Selkirk’s Frightened Rabbit have been the standard-bearers for this ‘movement’, rapidly acquiring a devoted following with their three albums to date. 2010’s polished The Winter Of Mixed Drinks threatened to break them to a mass audience, enjoying widespread critical acclaim and even charting in the American Billboard 200. It’s perhaps unsurprising, then, that its aftermath saw the band signing to their first major label, Atlantic.
If this raises the spectre of a band chasing wider popularity, it’s quickly clear that Pedestrian Verse is far removed from any misguided notions of ‘selling out’ which could be thrown their way. Frontman Scott Hutchison retains his distinctive and amiable Scottish drawl and any fears that he would dilute his often dark lyrics are blown away by the album’s opening line, delivered in a deceptively-pure falsetto: “I am that dickhead in the kitchen.” It’s a funny, arresting introduction to an album littered with broken people, disintegrating relationships, drunken arguments and crippling dysfunction.
The remarkable thing is that this grim misery is skilfully and appealingly delivered with wit and affection – these are not tales of woe to be pitied but rather testimonies to the strength to be found in our shared inadequacies. In immediately identifying himself as the target of his ire Hutchison brilliantly makes the misanthropy of the opening Act Of Man (featuring brutal lines like “Man – he breeds although he shouldn’t/He’s breeding just because he cums”) not only palatable but sympathetic. There is no superiority here at all but rather identification – “I am just like all the rest of them/Sorry, selfish, trying to improve”. This message is all the more conspicuous for being carried on the back of a sky-scraping musical backdrop which ticks all the boxes of a ‘stadium anthem’ (including guitar which heavily recalls U2) while avoiding the hollow bombast which that phrase implies.
This blend of wry, poetic lyrics with music which suggests prime-time radio is common on the album, yet it’s confident and accomplished where it could so easily have been self-conscious. Backyard Skulls and Holy race along on mercurial melodies and the post-punk thrill of the latter (where Hutchison rejoices in his flaws, declaring “thank God I’m full of holes”) highlights an outstanding band.

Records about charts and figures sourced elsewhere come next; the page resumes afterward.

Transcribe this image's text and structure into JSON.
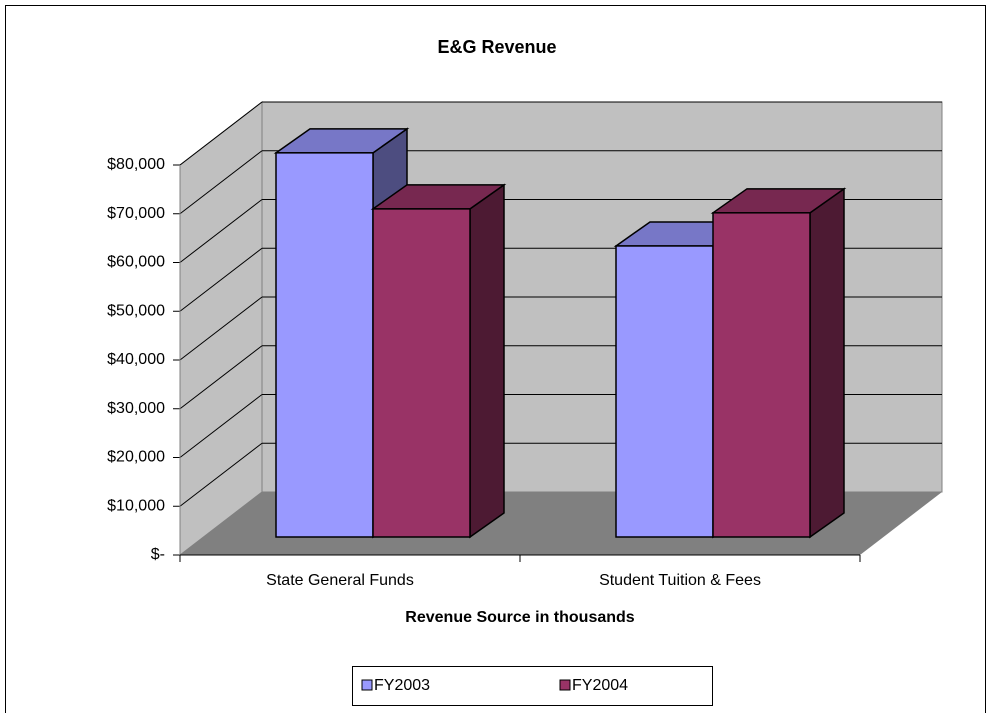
{
  "chart_data": {
    "type": "bar3d",
    "title": "E&G Revenue",
    "x_label": "Revenue Source in thousands",
    "categories": [
      "State General Funds",
      "Student Tuition & Fees"
    ],
    "series": [
      {
        "name": "FY2003",
        "color": "#9999ff",
        "values": [
          78800,
          59700
        ]
      },
      {
        "name": "FY2004",
        "color": "#993366",
        "values": [
          67300,
          66500
        ]
      }
    ],
    "ylim": [
      0,
      80000
    ],
    "yticks": [
      {
        "value": 0,
        "label": "$-"
      },
      {
        "value": 10000,
        "label": "$10,000"
      },
      {
        "value": 20000,
        "label": "$20,000"
      },
      {
        "value": 30000,
        "label": "$30,000"
      },
      {
        "value": 40000,
        "label": "$40,000"
      },
      {
        "value": 50000,
        "label": "$50,000"
      },
      {
        "value": 60000,
        "label": "$60,000"
      },
      {
        "value": 70000,
        "label": "$70,000"
      },
      {
        "value": 80000,
        "label": "$80,000"
      }
    ],
    "grid": true,
    "legend": "bottom"
  }
}
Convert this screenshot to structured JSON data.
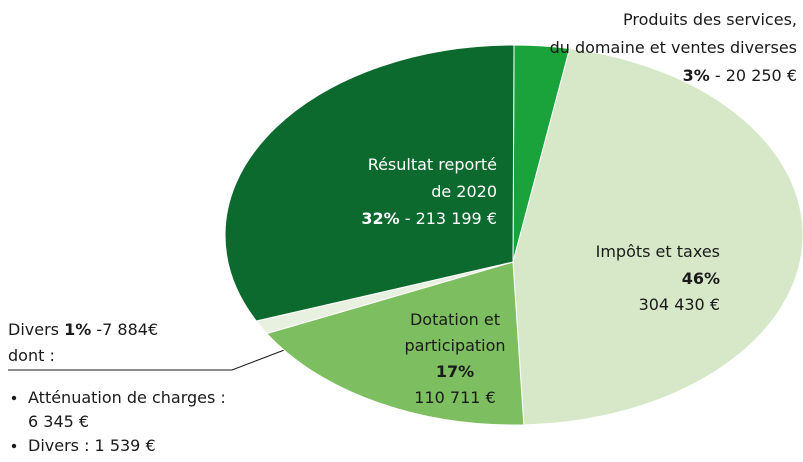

The rhythm section of Billy Kennedy and Grant Hutchison make the tender ‘you and me versus the world’ take of The Woodpile a swaggering, addictive highlight while Late March, Death March is the kind of air-punching anthem Coldplay would kill for (albeit with the kind of beer-stained lyrics which Chris Martin could never muster).
The album’s bleakest moment comes in State Hospital, already familiar as the title track of the band’s 2012 EP. Here Hutchison powerfully and economically tells the tale of a woman “born into a grave” who “cries in the high street just to be heard”. Yet even this seemingly unremitting gloom is tinged with the hope of redemption, ending with the repeated prayer that “all is not lost”. No song better highlights Frightened Rabbit’s wonderful, humane appeal and Hutchison’s literary instincts, qualities which make this album a warm and wonderful companion.
Indeed, Hutchison comes across as akin to a charming and erudite barfly, full of hard-won wisdom and entertaining self-deprecation – the darkly comic closer The Oil Slick finds him once again taking pot shots at himself, musing that “I cannot talk about life and love/I’ve got a voice like a gutter in a toxic storm”. This lack of ego lends a refreshing air to an album which is self-assured, charismatic and quite simply brilliant. Pedestrian Verse should easily continue Frightened Rabbit’s upwards trajectory and, as with the characters who populate the album, you can’t help but root for their success.